Sur le marché belge, les magasins de proximité ont enregistré la plus forte croissance au mois de mars, le premier mois du lockdown. Simultanément, les marques traditionnelles ont perdu des parts de marché au profit des marques de distributeur.
Inquiétude
La crise du coronavirus a bouleversé le marché des produits de grande consommation, a déclaré mardi Davy Van Raemdonck (GfK) lors d’un webinaire consacré aux effets de la pandémie sur le comportement des consommateurs. Avant le lockdown, le marché était stable : la croissance en volume était nulle et on ne notait qu’une légère augmentation en valeur en raison à l’inflation. Mais ces chiffres cachaient déjà plusieurs tendances et notamment la croissance enregistrée par les marques de distributeur et le hard discount ces dernières années. Le Covid-19 a en revanche provoqué une rupture.
Le virus a un impact émotionnel majeur sur les consommateurs : les membres du panel de consommateurs de GfK se disent très inquiets – en particulier les personnes âgées et issues des classes sociales inférieures. Cela explique en partie leur volonté de faire des réserves : en mars, le chiffre d’affaires des produits de grande consommation a augmenté de quelque 400 millions d’euros. Fait-il y voir un phénomène ponctuel ou une tendance lourde ? « Le marché va certainement enregistrer une croissance cette année, mais beaucoup dépendra de la réouverture de l’horeca et du moment où elle va intervenir. »

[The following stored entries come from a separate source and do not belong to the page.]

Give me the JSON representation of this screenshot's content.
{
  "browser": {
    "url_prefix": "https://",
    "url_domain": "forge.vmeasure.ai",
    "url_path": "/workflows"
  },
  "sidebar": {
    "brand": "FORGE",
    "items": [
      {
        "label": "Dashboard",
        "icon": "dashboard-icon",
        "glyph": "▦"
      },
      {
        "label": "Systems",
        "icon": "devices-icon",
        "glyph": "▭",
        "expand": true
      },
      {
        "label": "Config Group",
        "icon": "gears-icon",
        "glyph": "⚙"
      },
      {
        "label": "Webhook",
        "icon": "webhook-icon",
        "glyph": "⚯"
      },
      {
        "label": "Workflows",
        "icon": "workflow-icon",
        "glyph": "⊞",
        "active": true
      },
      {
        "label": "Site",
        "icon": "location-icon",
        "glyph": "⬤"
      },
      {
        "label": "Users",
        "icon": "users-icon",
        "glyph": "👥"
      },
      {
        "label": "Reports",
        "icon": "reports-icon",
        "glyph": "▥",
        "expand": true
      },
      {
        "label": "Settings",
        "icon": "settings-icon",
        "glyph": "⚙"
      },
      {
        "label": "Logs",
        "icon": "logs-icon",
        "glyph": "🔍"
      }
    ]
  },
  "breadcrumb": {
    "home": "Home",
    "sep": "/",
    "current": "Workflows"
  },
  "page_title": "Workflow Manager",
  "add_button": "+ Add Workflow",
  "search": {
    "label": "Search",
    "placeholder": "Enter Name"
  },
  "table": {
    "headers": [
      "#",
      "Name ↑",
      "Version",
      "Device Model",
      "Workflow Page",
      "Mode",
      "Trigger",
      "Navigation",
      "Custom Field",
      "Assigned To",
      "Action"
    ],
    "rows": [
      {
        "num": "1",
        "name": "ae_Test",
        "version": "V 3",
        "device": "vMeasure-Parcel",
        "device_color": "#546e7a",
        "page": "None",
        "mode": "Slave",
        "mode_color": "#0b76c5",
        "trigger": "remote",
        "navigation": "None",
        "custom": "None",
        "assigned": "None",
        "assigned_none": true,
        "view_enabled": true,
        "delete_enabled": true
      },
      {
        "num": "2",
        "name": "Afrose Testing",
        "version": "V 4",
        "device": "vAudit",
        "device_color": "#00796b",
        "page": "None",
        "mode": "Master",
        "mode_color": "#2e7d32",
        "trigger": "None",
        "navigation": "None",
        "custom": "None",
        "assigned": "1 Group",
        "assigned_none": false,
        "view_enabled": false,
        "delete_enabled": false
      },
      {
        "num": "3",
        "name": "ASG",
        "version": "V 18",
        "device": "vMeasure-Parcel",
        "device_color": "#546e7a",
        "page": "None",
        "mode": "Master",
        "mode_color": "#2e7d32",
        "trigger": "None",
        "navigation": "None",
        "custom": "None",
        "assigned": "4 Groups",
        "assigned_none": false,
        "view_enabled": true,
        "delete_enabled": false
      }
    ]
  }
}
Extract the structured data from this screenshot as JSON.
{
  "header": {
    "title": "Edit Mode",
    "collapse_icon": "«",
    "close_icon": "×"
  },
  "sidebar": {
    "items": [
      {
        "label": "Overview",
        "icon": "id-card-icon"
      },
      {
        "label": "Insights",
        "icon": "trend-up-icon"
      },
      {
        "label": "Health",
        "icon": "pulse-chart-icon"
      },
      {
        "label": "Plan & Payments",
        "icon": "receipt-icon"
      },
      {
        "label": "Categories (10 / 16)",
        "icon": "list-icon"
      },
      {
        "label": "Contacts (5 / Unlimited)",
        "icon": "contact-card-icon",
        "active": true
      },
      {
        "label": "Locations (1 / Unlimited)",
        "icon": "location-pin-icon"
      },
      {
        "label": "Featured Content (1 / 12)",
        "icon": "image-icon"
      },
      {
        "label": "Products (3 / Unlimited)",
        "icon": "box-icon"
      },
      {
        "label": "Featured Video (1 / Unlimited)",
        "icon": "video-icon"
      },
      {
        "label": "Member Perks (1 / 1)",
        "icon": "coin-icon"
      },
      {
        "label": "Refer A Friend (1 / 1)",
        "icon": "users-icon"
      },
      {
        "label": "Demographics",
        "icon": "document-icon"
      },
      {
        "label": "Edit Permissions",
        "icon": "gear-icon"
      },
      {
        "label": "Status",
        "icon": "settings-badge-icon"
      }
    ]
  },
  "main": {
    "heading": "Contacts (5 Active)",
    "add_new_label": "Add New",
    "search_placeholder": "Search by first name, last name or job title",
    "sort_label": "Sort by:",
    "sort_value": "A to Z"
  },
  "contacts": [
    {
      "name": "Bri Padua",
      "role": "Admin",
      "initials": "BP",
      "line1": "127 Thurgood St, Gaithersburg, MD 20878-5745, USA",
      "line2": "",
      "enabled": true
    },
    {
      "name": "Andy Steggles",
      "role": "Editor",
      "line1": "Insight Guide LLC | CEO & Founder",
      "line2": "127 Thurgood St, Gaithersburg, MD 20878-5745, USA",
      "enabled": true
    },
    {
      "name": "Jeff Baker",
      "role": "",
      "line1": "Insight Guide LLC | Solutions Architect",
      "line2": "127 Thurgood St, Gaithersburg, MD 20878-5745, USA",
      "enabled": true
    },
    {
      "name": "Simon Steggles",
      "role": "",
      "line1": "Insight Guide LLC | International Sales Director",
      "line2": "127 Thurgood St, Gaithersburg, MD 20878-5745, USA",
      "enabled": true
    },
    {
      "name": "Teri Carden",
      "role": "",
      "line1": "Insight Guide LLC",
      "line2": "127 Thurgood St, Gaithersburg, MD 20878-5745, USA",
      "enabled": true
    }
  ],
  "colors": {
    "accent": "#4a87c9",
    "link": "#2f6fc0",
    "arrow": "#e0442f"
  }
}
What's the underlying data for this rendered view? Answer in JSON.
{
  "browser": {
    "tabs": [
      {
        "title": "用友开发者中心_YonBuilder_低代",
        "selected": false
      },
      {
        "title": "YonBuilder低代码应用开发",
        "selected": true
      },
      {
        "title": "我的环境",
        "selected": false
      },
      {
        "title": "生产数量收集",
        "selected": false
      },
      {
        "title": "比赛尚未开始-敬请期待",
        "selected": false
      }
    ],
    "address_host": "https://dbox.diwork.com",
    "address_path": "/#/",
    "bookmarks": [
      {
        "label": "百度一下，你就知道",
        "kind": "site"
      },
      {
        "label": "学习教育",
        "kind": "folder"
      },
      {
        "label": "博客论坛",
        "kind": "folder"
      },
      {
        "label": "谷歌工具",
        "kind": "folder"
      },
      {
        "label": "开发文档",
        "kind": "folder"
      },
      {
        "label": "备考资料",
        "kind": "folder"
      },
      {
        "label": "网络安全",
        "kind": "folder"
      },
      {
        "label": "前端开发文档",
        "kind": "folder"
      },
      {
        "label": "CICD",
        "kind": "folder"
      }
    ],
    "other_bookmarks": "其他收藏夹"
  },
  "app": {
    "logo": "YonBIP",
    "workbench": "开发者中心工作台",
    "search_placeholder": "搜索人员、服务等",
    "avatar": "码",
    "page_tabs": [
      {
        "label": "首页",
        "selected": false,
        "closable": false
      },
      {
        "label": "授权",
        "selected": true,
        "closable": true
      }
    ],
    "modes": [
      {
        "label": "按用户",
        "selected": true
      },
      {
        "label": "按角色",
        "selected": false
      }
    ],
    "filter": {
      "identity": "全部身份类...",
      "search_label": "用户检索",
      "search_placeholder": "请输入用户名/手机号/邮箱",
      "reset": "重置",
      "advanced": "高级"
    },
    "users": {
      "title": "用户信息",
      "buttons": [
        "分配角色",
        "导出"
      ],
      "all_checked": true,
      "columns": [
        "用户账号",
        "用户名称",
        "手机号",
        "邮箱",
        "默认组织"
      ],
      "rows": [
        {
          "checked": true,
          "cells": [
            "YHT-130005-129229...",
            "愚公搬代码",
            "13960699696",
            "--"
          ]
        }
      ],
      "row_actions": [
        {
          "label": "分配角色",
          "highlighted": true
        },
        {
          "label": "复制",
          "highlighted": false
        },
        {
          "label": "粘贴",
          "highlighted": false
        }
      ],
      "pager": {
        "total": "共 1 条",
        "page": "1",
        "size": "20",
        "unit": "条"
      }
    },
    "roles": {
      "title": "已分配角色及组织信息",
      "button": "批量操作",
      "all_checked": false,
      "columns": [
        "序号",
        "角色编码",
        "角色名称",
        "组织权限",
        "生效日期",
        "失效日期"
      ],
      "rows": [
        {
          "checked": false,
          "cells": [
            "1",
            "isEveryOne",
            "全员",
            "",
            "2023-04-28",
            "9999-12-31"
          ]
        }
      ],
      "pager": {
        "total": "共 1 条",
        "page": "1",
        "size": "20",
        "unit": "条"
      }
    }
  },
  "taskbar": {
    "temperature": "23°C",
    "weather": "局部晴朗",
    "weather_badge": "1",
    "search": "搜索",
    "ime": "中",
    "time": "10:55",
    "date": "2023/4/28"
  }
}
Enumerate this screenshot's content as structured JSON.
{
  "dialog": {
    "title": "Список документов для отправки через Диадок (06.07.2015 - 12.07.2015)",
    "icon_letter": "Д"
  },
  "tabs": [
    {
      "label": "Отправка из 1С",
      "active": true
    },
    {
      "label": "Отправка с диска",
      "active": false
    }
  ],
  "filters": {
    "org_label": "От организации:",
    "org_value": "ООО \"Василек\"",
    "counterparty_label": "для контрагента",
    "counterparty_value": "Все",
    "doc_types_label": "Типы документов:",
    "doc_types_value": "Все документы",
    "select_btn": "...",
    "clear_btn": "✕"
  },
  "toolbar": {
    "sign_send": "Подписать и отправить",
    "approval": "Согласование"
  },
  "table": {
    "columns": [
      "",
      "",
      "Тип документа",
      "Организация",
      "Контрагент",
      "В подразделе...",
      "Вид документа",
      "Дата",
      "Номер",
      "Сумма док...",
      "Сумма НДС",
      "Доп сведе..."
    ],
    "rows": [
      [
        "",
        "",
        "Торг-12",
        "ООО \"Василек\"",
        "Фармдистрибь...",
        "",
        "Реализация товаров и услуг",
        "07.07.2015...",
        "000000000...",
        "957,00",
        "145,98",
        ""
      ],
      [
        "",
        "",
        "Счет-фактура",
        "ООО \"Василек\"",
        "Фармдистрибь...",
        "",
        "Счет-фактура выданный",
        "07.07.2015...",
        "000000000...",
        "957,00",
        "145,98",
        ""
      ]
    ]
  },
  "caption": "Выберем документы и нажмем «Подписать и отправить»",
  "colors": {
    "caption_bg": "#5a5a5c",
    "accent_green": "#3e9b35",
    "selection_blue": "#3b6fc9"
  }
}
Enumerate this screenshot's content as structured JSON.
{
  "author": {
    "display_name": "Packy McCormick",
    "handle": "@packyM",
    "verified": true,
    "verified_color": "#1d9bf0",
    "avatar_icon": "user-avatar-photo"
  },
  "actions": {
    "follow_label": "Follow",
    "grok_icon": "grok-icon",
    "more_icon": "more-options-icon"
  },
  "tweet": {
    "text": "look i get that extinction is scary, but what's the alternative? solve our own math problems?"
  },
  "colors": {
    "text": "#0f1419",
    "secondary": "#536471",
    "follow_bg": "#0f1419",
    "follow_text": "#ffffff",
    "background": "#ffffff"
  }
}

Moins les vendredis et samedis
« La valeur du panier total a commencé à augmenter au cours des semaines 9 et 10 pour culminer au cours de la semaine 15, la semaine de Pâques. Les dépenses moyennes par visite au magasin ont augmenté de 30 à 35 % par rapport à la normale. Mais la fréquence des visites est en baisse depuis la semaine 12 : les consommateurs font moins souvent leurs courses, mais achètent chaque fois tout ce dont ils ont besoin, ce qui donne lieu à des caddies plus remplis. »
Seules les personnes âgées ont réduit leurs achats, peut-être dans une volonté d’éviter les magasins alors qu’elles sont considérées comme un groupe à risque. Les ménages indiquent qu’ils font davantage de courses pour d’autres personnes : voisins, amis… Un mouvement de solidarité se met clairement en place. « Nous avons observé les mêmes tendances en Italie. » Comme ils sont plus nombreux à rester à chez eux pendant la semaine, les consommateurs font aussi leurs cours à des moments différents : le vendredi et le samedi perdent en importance, les achats s’étalent davantage sur toute la semaine.
« Investir dans le marketing »
Le choix des magasins a lui aussi évolué : les consommateurs limitant leurs déplacements, les magasins de proximité sont les grands gagnants du lockdown. La fermeture des frontières profite également aux supermarchés belges. Le chiffre d’affaires d’enseignes comme Action et Kruidvat, qui ont été contraintes de fermer alors qu’elles vendent aussi de nombreux produits de grande consommation, migre vers le hard discount. Comme en France, les hypermarchés sont en légère perte de vitesse. Les courses en ligne n’ont connu qu’une croissance réduite, car les services de livraison ont souffert à de gros problèmes logistiques.
Les marques A ont perdu 2 % de parts de marché au profit des marques de distributeur et du hard discount. « Toute récession est généralement favorable aux marques de distributeur », explique Davy Van Raemdonck. « Leurs ventes avaient déjà enregistré une hausse significative dans toute l’Europe après la crise du crédit de 2008 et étaient restées à ce niveau élevé depuis. Les crises précédentes nous apprennent également que toute difficulté est porteuse d’opportunités. Les grandes marques sont certes plus résistantes, mais ne sont pas immunisées pour autant contre le virus. Les marques B sont prises en sandwich entre les grandes marques et les marques de distributeur. Les marques qui accroissent leurs investissements marketing et R&D en temps de crise peuvent conquérir des parts de marché. Le moment est notamment favorable pour la publicité à la télévision : les téléspectateurs sont plus nombreux et la regardent plus longtemps. »
Évolution des ventes de produits de grande consommation par type de magasin en mars
Magasins de proximité | +35,2% |
Supermarchés | +18,5% |
Discounters | +16,0% |
Total | +12,5% |
Magasins spécialisés* |
+1,9% |
Hypermarchés | -1,1% |
*cette catégorie comprend également les drogueries et les magasins « low & retail » (Action, Kruidvat…) qui ont été contraints de fermer leurs portes.